Um relatório científico produzido por pesquisadores da Iniciativa MAP divulgado no fim de abril envia um sinal de alerta para o Acre e toda a região de fronteira com Peru e Bolívia. O documento aponta que 2026 pode ser marcado por seca severa, ondas de calor intensas e aumento significativo das queimadas, com impactos diretos na saúde da população e no meio ambiente.
A Região MAP é uma iniciativa trinacional de cooperação na Amazônia Sul Ocidental, abrangendo Madre de Dios (Peru), Acre (Brasil) e Pando (Bolívia). Criada por volta de 1999/2000, visa promover o desenvolvimento sustentável, integrar fronteiras e enfrentar desafios ambientais comuns, como o desmatamento e mudanças climáticas, em uma área de aproximadamente 310 mil km².
Segundo o documento, um comunicado da NOAA (Administração Nacional Oceânica e Atmosférica dos EUA), de 13 de abril de 2026, indicou mais de 60% de probabilidade de formação de um novo El Niño já entre maio e julho, com intensificação ao longo de 2026 e início de 2027. O grau de intensificação ainda é incerto com probabilidades iguais de ser moderado, forte e muito forte até o fim do ano. Em fevereiro, porém, o alerta de um El Niño costeiro já tinha se estabelecido na costa sul-americana
O fenômeno climático, associado ao aquecimento das águas do Pacífico, historicamente provoca períodos de estiagem na Amazônia. Em anos recentes, como 2015 e 2023, eventos semelhantes resultaram em secas extremas e aumento dos incêndios florestais.
Fumaça pode reduzir expectativa de vida
Um dos pontos mais preocupantes do relatório é o impacto direto das queimadas na saúde pública. Segundo o estudo, a exposição prolongada à fumaça pode estar reduzindo a expectativa de vida da população em até 2 a 3 anos na região. A poluição do ar causada pelos incêndios é considerada uma crise recorrente na Amazônia, com efeitos mais graves entre crianças, idosos e pessoas com doenças respiratórias.

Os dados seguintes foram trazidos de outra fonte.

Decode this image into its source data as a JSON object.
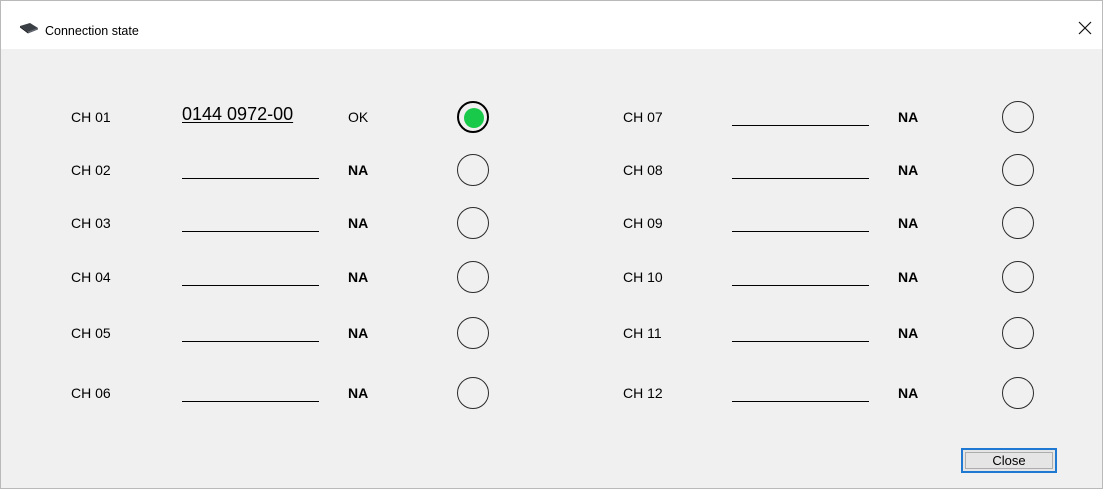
{
  "window": {
    "title": "Connection state",
    "icon": "device-icon",
    "close_icon": "close-icon"
  },
  "colors": {
    "ok": "#19c94a",
    "na": "transparent",
    "focus_border": "#1f78d1"
  },
  "channels_left": [
    {
      "label": "CH 01",
      "serial": "0144 0972-00",
      "status": "OK",
      "connected": true
    },
    {
      "label": "CH 02",
      "serial": "",
      "status": "NA",
      "connected": false
    },
    {
      "label": "CH 03",
      "serial": "",
      "status": "NA",
      "connected": false
    },
    {
      "label": "CH 04",
      "serial": "",
      "status": "NA",
      "connected": false
    },
    {
      "label": "CH 05",
      "serial": "",
      "status": "NA",
      "connected": false
    },
    {
      "label": "CH 06",
      "serial": "",
      "status": "NA",
      "connected": false
    }
  ],
  "channels_right": [
    {
      "label": "CH 07",
      "serial": "",
      "status": "NA",
      "connected": false
    },
    {
      "label": "CH 08",
      "serial": "",
      "status": "NA",
      "connected": false
    },
    {
      "label": "CH 09",
      "serial": "",
      "status": "NA",
      "connected": false
    },
    {
      "label": "CH 10",
      "serial": "",
      "status": "NA",
      "connected": false
    },
    {
      "label": "CH 11",
      "serial": "",
      "status": "NA",
      "connected": false
    },
    {
      "label": "CH 12",
      "serial": "",
      "status": "NA",
      "connected": false
    }
  ],
  "footer": {
    "close_label": "Close"
  }
}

Além do El Niño, os pesquisadores destacam que o aquecimento global tem intensificado os efeitos climáticos extremos. A concentração de dióxido de carbono na atmosfera aumentou cerca de 16% desde 1998, ampliando a retenção de calor e favorecendo eventos como secas prolongadas e ondas de calor. Na prática, isso significa que eventos atuais tendem a ser mais severos do que no passado, elevando o risco de: escassez de água, incêndios florestais, prejuízos à produção rural e impactos à saúde humana.
“Este El Niño poderá ser agravado por temperaturas mais altas e/ou ondas de calor causadas pelo aumento de gases de efeito estufa. Ao mesmo tempo, é fundamental desenvolver estratégias de médio e longo tempo para minimizar os impactos do aquecimento regional que afeta a produtividade de ecossistemas naturais e agroecossistemas, o abastecimento de água e as demandas para energia, tanto em escala regional quanto local”, diz o estudo.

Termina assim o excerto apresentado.